Analyses

Guerre de Gaza : 75 ans après la signature des Conventions de Genève

Gaza est sous le choc après qu’une frappe de missiles lancée par les Forces de défense israéliennes (FDI) a visé un bâtiment et une mosquée dans un complexe scolaire de la ville de Gaza le 10 août. L’armée israélienne a déclaré que l’école fonctionnait comme un poste de commandement et de contrôle du Hamas, mais les bâtiments abritaient également plus de 6 000 personnes déplacées.

Les autorités palestiniennes ont déclaré que l’attaque avait tué plus de 80 personnes, un chiffre contesté par l’armée israélienne , qui a affirmé que la frappe avait tué 19 combattants, dont de hauts commandants du Hamas.

Le 12 août marque le 75e anniversaire de l’adoption des quatre Conventions de Genève de 1949. Ces conventions demeurent le cœur du « droit international humanitaire » (DIH). Il s’agit de l’ensemble des règles du droit international qui régissent la conduite de la guerre.

Chacun des quatre traités porte sur la protection d’une catégorie particulière de victimes de guerre. Les trois premiers traités (relatifs aux soldats blessés et malades sur terre, aux soldats blessés, malades et naufragés en mer et aux prisonniers de guerre) ont actualisé les traités antérieurs signés en 1899, 1907 et 1929, tandis que le quatrième constitue une véritable innovation. Il prévoit pour la première fois des protections complètes pour les civils .

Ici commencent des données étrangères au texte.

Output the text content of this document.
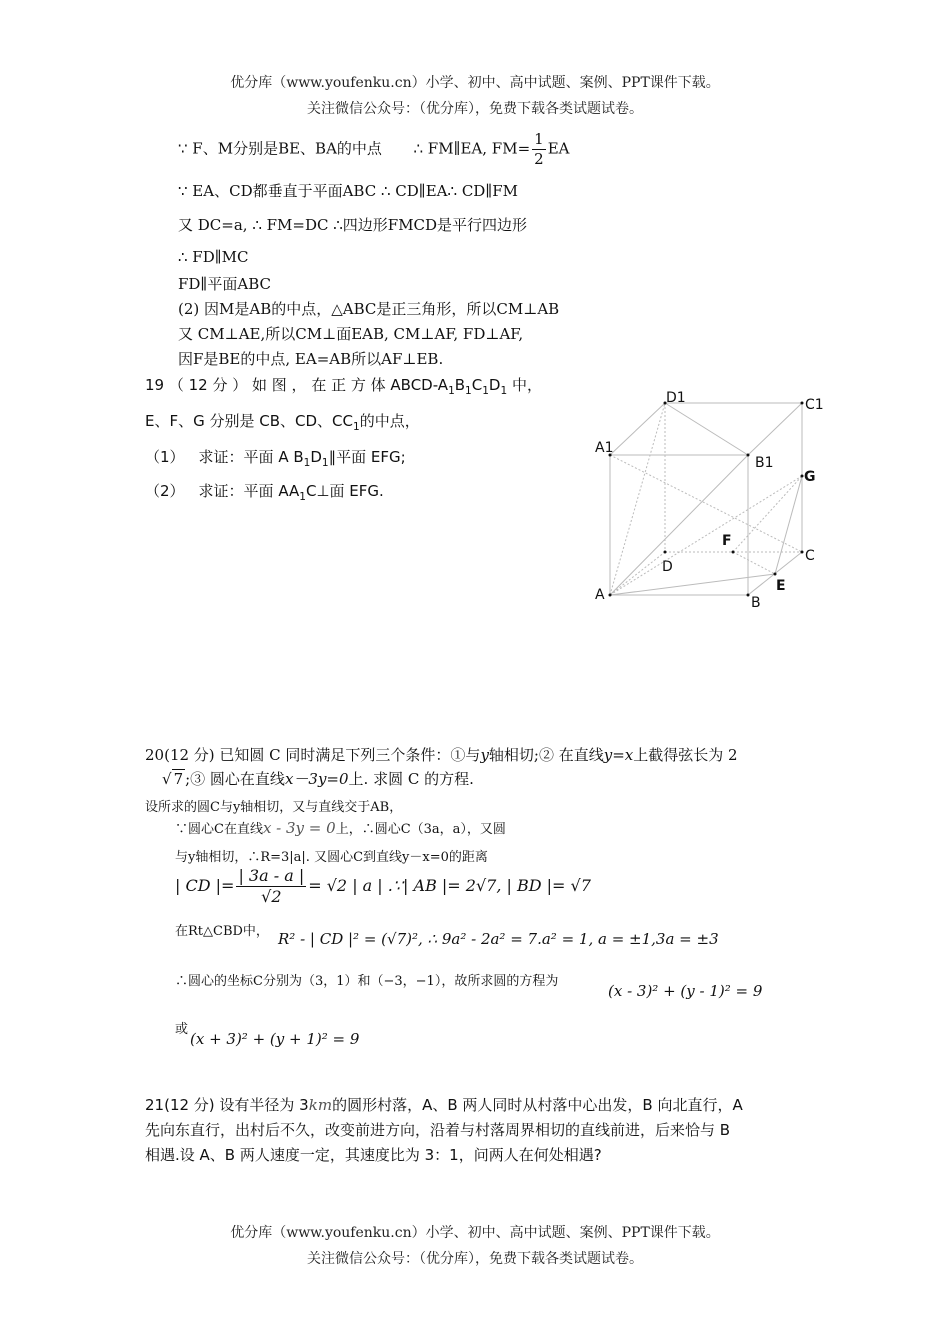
优分库（www.youfenku.cn）小学、初中、高中试题、案例、PPT课件下载。
关注微信公众号：（优分库），免费下载各类试题试卷。
∵ F、M分别是BE、BA的中点 ∴ FM∥EA, $FM= \frac{1}{2}$ EA
∵ EA、CD都垂直于平面ABC ∴ CD∥EA∴ CD∥FM
又 DC=a, ∴ FM=DC ∴四边形FMCD是平行四边形
∴ FD∥MC
FD∥平面ABC
(2) 因M是AB的中点，△ABC是正三角形，所以CM⊥AB
又 CM⊥AE,所以CM⊥面EAB, CM⊥AF, FD⊥AF,
因F是BE的中点, EA=AB所以AF⊥EB.
19 （ 12 分 ） 如 图 ， 在 正 方 体 ABCD-$A_1B_1C_1D_1$ 中，
E、F、G 分别是 CB、CD、$CC_1$的中点，
（1） 求证：平面 A $B_1D_1\parallel$平面 EFG;
（2） 求证：平面 $AA_1C\perp$面 EFG.
D1	C1
A1
B1
G
F
C
D
E
A	B
20(12 分) 已知圆 C 同时满足下列三个条件：①与y轴相切;② 在直线y=x上截得弦长为 2
√ 7 ;③ 圆心在直线x－3y=0上. 求圆 C 的方程.
设所求的圆C与y轴相切，又与直线交于AB，
∵圆心C在直线x - 3y = 0上，∴圆心C（3a，a），又圆
与y轴相切，∴R=3|a|. 又圆心C到直线y－x=0的距离
| CD |= $\frac{| 3a - a |}{√2} = √2$ | a | .∵| AB |= 2√7, | BD |= √7
在Rt△CBD中， R² - | CD |² = (√7)², ∴ 9a² - 2a² = 7.a² = 1, a = ±1,3a = ±3
∴圆心的坐标C分别为（3，1）和（−3，−1），故所求圆的方程为
(x - 3)² + (y - 1)² = 9
或
(x + 3)² + (y + 1)² = 9
21(12 分) 设有半径为 3km的圆形村落，A、B 两人同时从村落中心出发，B 向北直行，A
先向东直行，出村后不久，改变前进方向，沿着与村落周界相切的直线前进，后来恰与 B
相遇.设 A、B 两人速度一定，其速度比为 3：1，问两人在何处相遇?
优分库（www.youfenku.cn）小学、初中、高中试题、案例、PPT课件下载。
关注微信公众号：（优分库），免费下载各类试题试卷。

Ces quatre Conventions de Genève ont désormais été ratifiées par 196 États , ce qui couvre le monde entier. Elles ont également été mises à jour par trois autres traités (ou « protocoles additionnels ») et complétées par divers autres, tels que des traités interdisant ou réglementant certaines armes.

Malgré ces avancées juridiques importantes, le nombre de conflits dans le monde n’a cessé d’augmenter au cours du dernier demi-siècle, et particulièrement au cours des 15 dernières années. Le nombre de décès dus à la violence organisée, y compris la guerre, n’a cessé d’augmenter, en particulier au cours des 25 dernières années (l’année 2023 aurait enregistré le troisième plus grand nombre annuel de décès dus à la violence organisée depuis le génocide rwandais de 1994).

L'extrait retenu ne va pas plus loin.